The strategy is cropping the large predicted RGB image into small sizes and feed them into the trained FCNN. After predicting for every small size image, combine them back into the mask for original image.

Final Result

Final_Result

Parameters.py

This file contain the used parameters for this task

Parameters Values
Batch Size 64
Train Length 500
Input Size (256,256)
maximum epochs 20
Learning rate 0.005
Kernel size at each conv layer [(3,3),(3,3),(3,3),(5,5)]
Padding size at each conv layer [1,1,1,2]
number of input channels at each conv layer [3,16,32,16,2]
Optimizer Adam

Further Improvements

  1. Brightness Problem

    From the comparison between ground truth and predicted mask, we could observe that the roofs with low brightness or dark color is not recognized well. Based on this problem, the transformation of adjusting brightness on data augmentation has been tried. However, the effects are limited. Therefore, more fined augmentation tricks could be applied to overcome this problem or increases the data size.

    Compare

  2. Output all pixels with same value

    During training, it is quite often that the model makes predictions with same-class value among all pixels.

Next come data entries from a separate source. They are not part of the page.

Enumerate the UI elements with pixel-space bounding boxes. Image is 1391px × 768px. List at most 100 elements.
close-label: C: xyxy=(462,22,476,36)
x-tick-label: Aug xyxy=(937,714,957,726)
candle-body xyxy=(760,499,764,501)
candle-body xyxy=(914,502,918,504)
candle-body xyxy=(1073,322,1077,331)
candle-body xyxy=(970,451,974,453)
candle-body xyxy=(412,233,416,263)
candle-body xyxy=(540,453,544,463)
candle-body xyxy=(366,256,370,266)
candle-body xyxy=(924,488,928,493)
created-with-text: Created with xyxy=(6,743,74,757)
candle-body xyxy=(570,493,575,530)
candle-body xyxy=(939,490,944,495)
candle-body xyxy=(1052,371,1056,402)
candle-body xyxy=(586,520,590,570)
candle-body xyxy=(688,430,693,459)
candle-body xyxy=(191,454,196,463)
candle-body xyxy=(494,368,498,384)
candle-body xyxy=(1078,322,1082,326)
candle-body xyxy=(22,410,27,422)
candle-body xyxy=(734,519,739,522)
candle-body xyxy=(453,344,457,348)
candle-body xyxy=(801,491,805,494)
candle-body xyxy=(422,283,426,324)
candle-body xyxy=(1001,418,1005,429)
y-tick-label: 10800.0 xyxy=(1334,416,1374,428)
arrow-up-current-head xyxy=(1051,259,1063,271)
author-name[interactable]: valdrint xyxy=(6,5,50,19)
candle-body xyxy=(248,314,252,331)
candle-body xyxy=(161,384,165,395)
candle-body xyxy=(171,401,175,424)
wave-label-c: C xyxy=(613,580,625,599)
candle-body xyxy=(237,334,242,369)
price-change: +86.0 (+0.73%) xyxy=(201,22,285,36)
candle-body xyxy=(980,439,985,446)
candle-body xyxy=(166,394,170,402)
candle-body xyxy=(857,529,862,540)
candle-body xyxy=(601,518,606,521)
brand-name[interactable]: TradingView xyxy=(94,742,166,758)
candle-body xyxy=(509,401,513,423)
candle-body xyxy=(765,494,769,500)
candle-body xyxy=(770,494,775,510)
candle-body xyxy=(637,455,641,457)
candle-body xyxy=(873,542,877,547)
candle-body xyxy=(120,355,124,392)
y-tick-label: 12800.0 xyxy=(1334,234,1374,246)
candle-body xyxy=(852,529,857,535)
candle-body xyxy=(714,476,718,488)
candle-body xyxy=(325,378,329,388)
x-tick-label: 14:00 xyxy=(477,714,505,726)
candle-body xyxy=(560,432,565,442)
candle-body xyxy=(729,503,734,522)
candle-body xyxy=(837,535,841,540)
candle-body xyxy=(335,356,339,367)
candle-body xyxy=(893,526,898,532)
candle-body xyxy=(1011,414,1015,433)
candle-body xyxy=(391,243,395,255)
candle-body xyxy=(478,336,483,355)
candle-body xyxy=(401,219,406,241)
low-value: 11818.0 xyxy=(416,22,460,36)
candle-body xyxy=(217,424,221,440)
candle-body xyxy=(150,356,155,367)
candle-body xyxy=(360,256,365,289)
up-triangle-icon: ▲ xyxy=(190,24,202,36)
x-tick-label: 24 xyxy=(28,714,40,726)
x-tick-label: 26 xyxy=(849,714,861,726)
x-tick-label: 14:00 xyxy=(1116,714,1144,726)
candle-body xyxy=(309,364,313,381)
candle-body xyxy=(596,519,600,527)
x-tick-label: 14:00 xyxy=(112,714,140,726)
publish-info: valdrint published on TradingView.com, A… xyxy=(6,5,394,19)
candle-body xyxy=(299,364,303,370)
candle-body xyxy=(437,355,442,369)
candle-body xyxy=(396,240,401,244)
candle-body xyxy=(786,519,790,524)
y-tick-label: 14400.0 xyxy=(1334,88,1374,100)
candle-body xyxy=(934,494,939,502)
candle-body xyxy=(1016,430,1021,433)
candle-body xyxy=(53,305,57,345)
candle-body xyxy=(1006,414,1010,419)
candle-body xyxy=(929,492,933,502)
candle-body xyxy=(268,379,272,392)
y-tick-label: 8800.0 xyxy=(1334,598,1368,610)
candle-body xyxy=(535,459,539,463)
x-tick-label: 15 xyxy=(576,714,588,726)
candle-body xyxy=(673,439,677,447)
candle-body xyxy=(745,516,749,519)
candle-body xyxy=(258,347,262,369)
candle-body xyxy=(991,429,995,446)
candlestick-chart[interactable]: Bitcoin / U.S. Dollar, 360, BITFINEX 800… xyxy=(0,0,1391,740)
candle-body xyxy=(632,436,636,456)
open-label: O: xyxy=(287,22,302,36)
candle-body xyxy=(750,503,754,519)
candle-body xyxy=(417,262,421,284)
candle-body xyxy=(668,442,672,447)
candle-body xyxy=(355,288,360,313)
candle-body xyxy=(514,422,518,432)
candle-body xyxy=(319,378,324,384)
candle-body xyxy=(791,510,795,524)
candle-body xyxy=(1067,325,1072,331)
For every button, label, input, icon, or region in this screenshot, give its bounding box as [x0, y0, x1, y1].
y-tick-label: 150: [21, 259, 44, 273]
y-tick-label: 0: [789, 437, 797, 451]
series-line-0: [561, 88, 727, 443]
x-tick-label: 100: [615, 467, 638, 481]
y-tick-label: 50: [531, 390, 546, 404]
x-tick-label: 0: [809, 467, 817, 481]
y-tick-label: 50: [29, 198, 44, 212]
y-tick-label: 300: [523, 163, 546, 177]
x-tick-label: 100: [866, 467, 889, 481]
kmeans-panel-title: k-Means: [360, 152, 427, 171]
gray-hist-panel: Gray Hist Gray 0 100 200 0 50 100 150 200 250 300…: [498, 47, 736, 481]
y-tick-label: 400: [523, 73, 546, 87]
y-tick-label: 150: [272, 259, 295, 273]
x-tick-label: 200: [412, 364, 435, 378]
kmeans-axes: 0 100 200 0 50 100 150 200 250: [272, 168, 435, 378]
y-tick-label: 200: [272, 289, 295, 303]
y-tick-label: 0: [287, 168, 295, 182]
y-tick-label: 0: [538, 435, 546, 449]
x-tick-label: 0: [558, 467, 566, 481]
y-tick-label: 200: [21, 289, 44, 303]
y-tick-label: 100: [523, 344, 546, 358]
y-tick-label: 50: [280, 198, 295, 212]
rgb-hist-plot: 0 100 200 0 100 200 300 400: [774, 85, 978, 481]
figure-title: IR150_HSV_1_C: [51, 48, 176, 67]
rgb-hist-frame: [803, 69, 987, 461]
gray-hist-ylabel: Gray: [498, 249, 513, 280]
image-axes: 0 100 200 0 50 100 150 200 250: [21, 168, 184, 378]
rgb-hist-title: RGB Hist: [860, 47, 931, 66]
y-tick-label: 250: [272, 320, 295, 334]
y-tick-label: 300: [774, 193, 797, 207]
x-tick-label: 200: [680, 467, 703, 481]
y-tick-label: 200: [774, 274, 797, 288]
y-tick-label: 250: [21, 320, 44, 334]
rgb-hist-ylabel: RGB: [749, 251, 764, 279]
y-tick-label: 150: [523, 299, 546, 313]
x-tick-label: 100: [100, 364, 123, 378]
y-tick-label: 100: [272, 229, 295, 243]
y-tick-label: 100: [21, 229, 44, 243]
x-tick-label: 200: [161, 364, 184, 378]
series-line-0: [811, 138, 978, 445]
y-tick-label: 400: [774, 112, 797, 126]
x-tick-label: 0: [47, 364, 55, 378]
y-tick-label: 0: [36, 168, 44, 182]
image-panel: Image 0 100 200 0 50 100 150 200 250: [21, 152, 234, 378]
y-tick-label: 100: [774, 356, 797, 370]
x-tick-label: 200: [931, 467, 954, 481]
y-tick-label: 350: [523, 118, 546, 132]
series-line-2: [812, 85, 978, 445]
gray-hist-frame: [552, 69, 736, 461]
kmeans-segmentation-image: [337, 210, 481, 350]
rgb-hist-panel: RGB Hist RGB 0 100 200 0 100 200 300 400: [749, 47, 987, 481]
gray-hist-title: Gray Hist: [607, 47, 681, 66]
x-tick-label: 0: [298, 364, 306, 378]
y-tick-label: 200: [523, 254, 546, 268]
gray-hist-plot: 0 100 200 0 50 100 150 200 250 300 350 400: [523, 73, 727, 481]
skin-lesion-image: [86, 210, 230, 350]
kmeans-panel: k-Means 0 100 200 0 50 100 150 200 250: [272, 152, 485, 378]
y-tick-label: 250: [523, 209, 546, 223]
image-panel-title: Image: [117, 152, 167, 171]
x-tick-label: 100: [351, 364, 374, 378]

    This is mainly caused by imbalance between two classes. Most of region in given RGB picture is non-roof class. Therefore, at the start of training, the accuracy or performance will increase as long as predicting all the pixels with same value (ie. non-roof class). Afterwards, the model is hard to get rid of this pattern and cause this problem.

    One improvement idea is balancing the ratio between two classes by cropping the RGB images elaborately and make the input data contain larger region of roof class.